America's Cup challenger Emirates Team New Zealand is on its way to Bermuda for the country's eighth tilt at one of sport's oldest trophies.
Thirty years on from New Zealand's inaugural challenge in Fremantle, Australia, the team is confident it is in with a chance, in a catamaran that has more in common with an aircraft, than with the 1986 monohull.
Just six weeks after its christening, the 50-foot catamaran Aotearoa will be loaded into a cargo plane in the next days, heading to Bermuda where four other challengers and the defender Oracle are already sailing.
"We feel like we're in good shape and we're certainly looking forward to getting over there now and show the piece of equipment we've been working so hard on over the last couple of years," skipper Glenn Ashby said.
Aotearoa is touted as being the most high-tech sailing boat ever built, with its most obvious innovation being the pedal-powered hydraulic system in place of the traditional hand-driven pumps.
New Zealand has won the America's Cup twice in its eight attempts - first in San Diego in 1995, then successfully defending it in Auckland in 2000.

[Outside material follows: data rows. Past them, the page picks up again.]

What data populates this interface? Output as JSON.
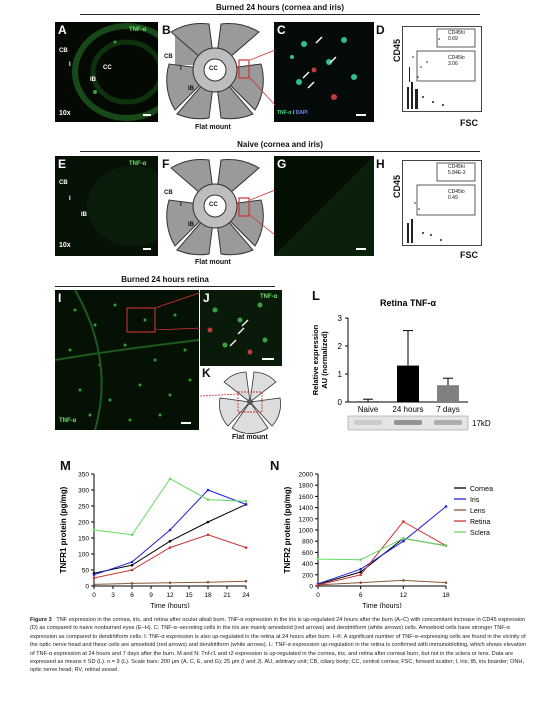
{
  "sections": {
    "top": "Burned 24 hours (cornea and iris)",
    "mid": "Naive (cornea and iris)",
    "retina": "Burned 24 hours retina"
  },
  "panels": {
    "A": {
      "letter": "A",
      "tnf": "TNF-α",
      "labels": [
        "CB",
        "I",
        "CC",
        "IB"
      ],
      "mag": "10x"
    },
    "B": {
      "letter": "B",
      "labels": [
        "CB",
        "I",
        "CC",
        "IB"
      ],
      "caption": "Flat mount"
    },
    "C": {
      "letter": "C",
      "legend_tnf": "TNF-α",
      "legend_sep": " / ",
      "legend_dapi": "DAPI"
    },
    "D": {
      "letter": "D",
      "gate_hi": "CD45hi",
      "gate_hi_val": "0.69",
      "gate_lo": "CD45lo",
      "gate_lo_val": "3.06",
      "xlabel": "FSC",
      "ylabel": "CD45"
    },
    "E": {
      "letter": "E",
      "tnf": "TNF-α",
      "labels": [
        "CB",
        "I",
        "IB"
      ],
      "mag": "10x"
    },
    "F": {
      "letter": "F",
      "labels": [
        "CB",
        "I",
        "CC",
        "IB"
      ],
      "caption": "Flat mount"
    },
    "G": {
      "letter": "G"
    },
    "H": {
      "letter": "H",
      "gate_hi": "CD45hi",
      "gate_hi_val": "5.84E-3",
      "gate_lo": "CD45lo",
      "gate_lo_val": "0.49",
      "xlabel": "FSC",
      "ylabel": "CD45"
    },
    "I": {
      "letter": "I",
      "tnf": "TNF-α"
    },
    "J": {
      "letter": "J",
      "tnf": "TNF-α"
    },
    "K": {
      "letter": "K",
      "caption": "Flat mount"
    }
  },
  "chart_data": [
    {
      "panel": "L",
      "type": "bar",
      "title": "Retina TNF-α",
      "ylabel": "Relative expression AU (normalized)",
      "categories": [
        "Naive",
        "24 hours",
        "7 days"
      ],
      "values": [
        0.02,
        1.3,
        0.6
      ],
      "errors": [
        0.08,
        1.25,
        0.25
      ],
      "colors": [
        "#000000",
        "#000000",
        "#808080"
      ],
      "ylim": [
        0,
        3
      ],
      "yticks": [
        "0",
        "1",
        "2",
        "3"
      ],
      "blot_label": "17kD"
    },
    {
      "panel": "M",
      "type": "line",
      "ylabel": "TNFR1 protein (pg/mg)",
      "xlabel": "Time (hours)",
      "x": [
        0,
        6,
        12,
        18,
        24
      ],
      "xticks": [
        "0",
        "3",
        "6",
        "9",
        "12",
        "15",
        "18",
        "21",
        "24"
      ],
      "yticks": [
        "0",
        "50",
        "100",
        "150",
        "200",
        "250",
        "300",
        "350"
      ],
      "ylim": [
        0,
        350
      ],
      "series": [
        {
          "name": "Cornea",
          "color": "#000000",
          "points": [
            [
              0,
              40
            ],
            [
              6,
              65
            ],
            [
              12,
              140
            ],
            [
              18,
              200
            ],
            [
              24,
              255
            ]
          ]
        },
        {
          "name": "Iris",
          "color": "#2222dd",
          "points": [
            [
              0,
              35
            ],
            [
              6,
              75
            ],
            [
              12,
              175
            ],
            [
              18,
              300
            ],
            [
              24,
              255
            ]
          ]
        },
        {
          "name": "Lens",
          "color": "#8a5a3a",
          "points": [
            [
              0,
              5
            ],
            [
              6,
              8
            ],
            [
              12,
              10
            ],
            [
              18,
              12
            ],
            [
              24,
              15
            ]
          ]
        },
        {
          "name": "Retina",
          "color": "#cc3333",
          "points": [
            [
              0,
              25
            ],
            [
              6,
              50
            ],
            [
              12,
              120
            ],
            [
              18,
              160
            ],
            [
              24,
              120
            ]
          ]
        },
        {
          "name": "Sclera",
          "color": "#66dd66",
          "points": [
            [
              0,
              175
            ],
            [
              6,
              160
            ],
            [
              12,
              335
            ],
            [
              18,
              270
            ],
            [
              24,
              265
            ]
          ]
        }
      ]
    },
    {
      "panel": "N",
      "type": "line",
      "ylabel": "TNFR2 protein (pg/mg)",
      "xlabel": "Time (hours)",
      "x": [
        0,
        6,
        12,
        18
      ],
      "xticks": [
        "0",
        "6",
        "12",
        "18"
      ],
      "yticks": [
        "0",
        "200",
        "400",
        "600",
        "800",
        "1000",
        "1200",
        "1400",
        "1600",
        "1800",
        "2000"
      ],
      "ylim": [
        0,
        2000
      ],
      "series": [
        {
          "name": "Cornea",
          "color": "#000000",
          "points": [
            [
              0,
              30
            ],
            [
              6,
              250
            ],
            [
              12,
              850
            ],
            [
              18,
              720
            ]
          ]
        },
        {
          "name": "Iris",
          "color": "#2222dd",
          "points": [
            [
              0,
              40
            ],
            [
              6,
              300
            ],
            [
              12,
              800
            ],
            [
              18,
              1420
            ]
          ]
        },
        {
          "name": "Lens",
          "color": "#8a5a3a",
          "points": [
            [
              0,
              20
            ],
            [
              6,
              60
            ],
            [
              12,
              100
            ],
            [
              18,
              60
            ]
          ]
        },
        {
          "name": "Retina",
          "color": "#cc3333",
          "points": [
            [
              0,
              20
            ],
            [
              6,
              200
            ],
            [
              12,
              1150
            ],
            [
              18,
              720
            ]
          ]
        },
        {
          "name": "Sclera",
          "color": "#66dd66",
          "points": [
            [
              0,
              480
            ],
            [
              6,
              470
            ],
            [
              12,
              850
            ],
            [
              18,
              720
            ]
          ]
        }
      ]
    }
  ],
  "caption": {
    "figure": "Figure 3",
    "text": "TNF expression in the cornea, iris, and retina after ocular alkali burn. TNF-α expression in the iris is up-regulated 24 hours after the burn (A–C) with concomitant increase in CD45 expression (D) as compared to naive nonburned eyes (E–H). C: TNF-α–secreting cells in the iris are mainly amoeboid (red arrows) and dendritiform (white arrows) cells. Amoeboid cells have stronger TNF-α expression as compared to dendritiform cells. I: TNF-α expression is also up-regulated in the retina at 24 hours after burn. I–K: A significant number of TNF-α–expressing cells are found in the vicinity of the optic nerve head and these cells are amoeboid (red arrows) and dendritiform (white arrows). L: TNF-α expression up-regulation in the retina is confirmed with immunoblotting, which shows elevation of TNF-α expression at 24 hours and 7 days after the burn. M and N: Tnf-r1 and r2 expression is up-regulated in the cornea, iris, and retina after corneal burn, but not in the sclera or lens. Data are expressed as means ± SD (L). n = 9 (L). Scale bars: 200 μm (A, C, E, and G); 25 μm (I and J). AU, arbitrary unit; CB, ciliary body; CC, central cornea; FSC, forward scatter; I, iris; IB, iris boarder; ONH, optic nerve head; RV, retinal vessel."
  }
}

Since then Team New Zealand has lost in the cup final three times.
The team came within one win of clinching the cup in San Francisco nearly four years ago.
There its boat development was completed when the racing began, but the defender Oracle continued to make its boat go faster, clawing back from a seemingly impossible 8-1 deficit.
Team New Zealand technical director Dan Bernasconi said this time, the team had a long list of continual improvements to make.
"I'm sure that even by the time we get well into the regatta, we'll be making tweaks, and by the time we race our last race, we'll still not have got to everything on the bottom of the job list, " he said.
Most of the technological advances are hidden from view.
The giant wing, hulls and structure are a common design shared by all teams.
The differences will be the high-tech electronic and hydraulic control systems, and the foils, on which the boat flies through the water.
"I think the team that has done the best job on their foil package and their control systems, as well as their aerodynamic package with their wing control systems, that'll be the team that will ultimately be successful in Bermuda," Ashby said.
For the first time in an America's Cup, the defender Oracle has set the rules so it can sail against the challengers in the early rounds.
Oracle has also shared its design and technology with the Dean Barker-led Softbank team from Japan.
Team New Zealand helmsman, Olympic gold-medallist Peter Burling, said those races against Softbank would be important pointers.
"For us, Softbank is going to have incredibly similar equipment to Oracle, and it's gonna be a great opportunity to line up and try and start learning about how we're gonna beat Oracle," he said.
The first race of the challenger series begins on May 26.